Stack high water mark monitoring in FreeRTOS - Time & Space Complexity
We want to understand how checking the stack high water mark scales as the stack size changes.
This helps us know how long it takes to find the minimum free stack space.
Analyze the time complexity of the following FreeRTOS code snippet.
UBaseType_t uxTaskGetStackHighWaterMark( TaskHandle_t xTask ) {
uint8_t *pucStack = ( uint8_t * ) xTask->pxStack;
UBaseType_t uxCount = 0;
while( *pucStack == ( uint8_t ) tskSTACK_FILL_BYTE ) {
pucStack++;
uxCount++;
}
return uxCount;
}
This code counts how many bytes at the start of the stack are still unused (filled with a known pattern).
Identify the loops, recursion, array traversals that repeat.

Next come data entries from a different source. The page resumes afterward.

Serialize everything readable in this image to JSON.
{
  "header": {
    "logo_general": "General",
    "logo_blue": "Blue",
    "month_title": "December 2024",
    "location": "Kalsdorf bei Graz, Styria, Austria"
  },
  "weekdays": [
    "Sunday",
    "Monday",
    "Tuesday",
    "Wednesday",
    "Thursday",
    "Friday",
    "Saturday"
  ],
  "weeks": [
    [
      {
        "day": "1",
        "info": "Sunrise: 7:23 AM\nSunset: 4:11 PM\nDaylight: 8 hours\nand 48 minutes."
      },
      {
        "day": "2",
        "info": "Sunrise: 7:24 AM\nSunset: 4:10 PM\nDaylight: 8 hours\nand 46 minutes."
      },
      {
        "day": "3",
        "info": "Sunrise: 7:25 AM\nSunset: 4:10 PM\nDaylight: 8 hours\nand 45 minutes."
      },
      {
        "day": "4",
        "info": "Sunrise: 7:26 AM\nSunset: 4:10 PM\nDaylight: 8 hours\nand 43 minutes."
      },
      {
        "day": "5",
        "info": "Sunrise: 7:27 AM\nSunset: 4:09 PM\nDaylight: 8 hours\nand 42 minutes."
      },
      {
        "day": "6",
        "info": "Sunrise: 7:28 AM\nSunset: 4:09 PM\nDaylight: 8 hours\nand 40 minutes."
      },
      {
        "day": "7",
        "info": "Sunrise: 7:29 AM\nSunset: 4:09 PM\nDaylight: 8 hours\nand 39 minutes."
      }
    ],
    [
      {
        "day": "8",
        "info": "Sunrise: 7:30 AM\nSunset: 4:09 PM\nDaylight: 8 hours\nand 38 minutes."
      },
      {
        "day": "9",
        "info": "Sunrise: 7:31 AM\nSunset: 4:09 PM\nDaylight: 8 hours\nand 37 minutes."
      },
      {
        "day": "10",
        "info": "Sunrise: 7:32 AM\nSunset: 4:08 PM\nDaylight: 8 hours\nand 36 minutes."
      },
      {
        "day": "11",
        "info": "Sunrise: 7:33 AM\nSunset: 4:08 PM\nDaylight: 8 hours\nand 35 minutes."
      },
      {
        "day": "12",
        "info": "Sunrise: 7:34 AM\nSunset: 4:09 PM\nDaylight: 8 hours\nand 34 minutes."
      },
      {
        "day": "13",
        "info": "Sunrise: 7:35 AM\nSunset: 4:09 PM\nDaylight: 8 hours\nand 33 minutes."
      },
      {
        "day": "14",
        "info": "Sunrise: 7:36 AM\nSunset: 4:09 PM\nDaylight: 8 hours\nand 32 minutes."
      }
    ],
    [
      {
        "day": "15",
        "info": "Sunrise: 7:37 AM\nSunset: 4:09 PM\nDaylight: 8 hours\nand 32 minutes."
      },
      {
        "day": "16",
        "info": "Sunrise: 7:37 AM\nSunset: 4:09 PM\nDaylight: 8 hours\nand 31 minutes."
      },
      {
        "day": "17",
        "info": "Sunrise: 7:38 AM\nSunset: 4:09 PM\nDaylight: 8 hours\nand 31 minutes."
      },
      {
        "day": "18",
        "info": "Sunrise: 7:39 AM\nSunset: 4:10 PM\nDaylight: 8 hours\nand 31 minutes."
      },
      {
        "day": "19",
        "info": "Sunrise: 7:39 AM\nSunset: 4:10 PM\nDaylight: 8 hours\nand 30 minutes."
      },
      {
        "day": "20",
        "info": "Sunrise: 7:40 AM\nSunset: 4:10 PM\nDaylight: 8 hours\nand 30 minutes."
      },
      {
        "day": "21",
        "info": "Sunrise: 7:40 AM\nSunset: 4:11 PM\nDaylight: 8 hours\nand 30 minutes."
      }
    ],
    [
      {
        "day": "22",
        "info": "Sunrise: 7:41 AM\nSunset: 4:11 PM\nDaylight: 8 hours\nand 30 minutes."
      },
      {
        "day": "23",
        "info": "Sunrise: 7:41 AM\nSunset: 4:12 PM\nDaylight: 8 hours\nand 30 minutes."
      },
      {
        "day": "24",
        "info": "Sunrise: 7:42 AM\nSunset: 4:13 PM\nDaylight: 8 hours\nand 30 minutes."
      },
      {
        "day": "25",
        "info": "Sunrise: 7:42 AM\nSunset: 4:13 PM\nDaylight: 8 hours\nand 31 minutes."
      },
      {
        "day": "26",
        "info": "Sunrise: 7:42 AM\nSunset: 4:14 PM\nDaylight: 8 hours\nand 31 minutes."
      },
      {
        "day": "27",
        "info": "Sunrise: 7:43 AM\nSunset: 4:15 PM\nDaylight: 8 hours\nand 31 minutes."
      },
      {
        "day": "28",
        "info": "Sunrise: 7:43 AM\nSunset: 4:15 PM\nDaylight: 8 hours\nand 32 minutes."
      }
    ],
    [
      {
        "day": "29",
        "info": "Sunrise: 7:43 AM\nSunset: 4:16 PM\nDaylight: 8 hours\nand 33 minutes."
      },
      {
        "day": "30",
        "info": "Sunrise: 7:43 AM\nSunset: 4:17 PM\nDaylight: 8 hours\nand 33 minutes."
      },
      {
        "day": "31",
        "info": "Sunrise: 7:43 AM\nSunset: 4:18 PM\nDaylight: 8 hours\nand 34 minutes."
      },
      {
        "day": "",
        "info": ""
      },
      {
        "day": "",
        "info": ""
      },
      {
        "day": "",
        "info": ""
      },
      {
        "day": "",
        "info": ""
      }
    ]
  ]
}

- Primary operation: The while loop that checks each byte of the stack until it finds a byte not equal to the fill pattern.
- How many times: Up to the total stack size in bytes, depending on how much stack is unused.
The number of operations grows linearly with the amount of unused stack space.
| Input Size (stack bytes unused) | Approx. Operations (checks) |
|---|---|
| 10 | 10 |
| 100 | 100 |
| 1000 | 1000 |
Pattern observation: If the unused stack doubles, the number of checks doubles too.
Time Complexity: O(n)
This means the time to check grows directly with the size of the unused stack space.
[X] Wrong: "Checking the stack high water mark is always a fixed, quick operation regardless of stack size."
[OK] Correct: The check loops through unused stack bytes, so larger unused stacks take more time to check.
Understanding how stack monitoring scales helps you reason about system performance and reliability in embedded systems.
"What if the stack fill pattern was checked in blocks of 4 bytes instead of 1 byte? How would the time complexity change?"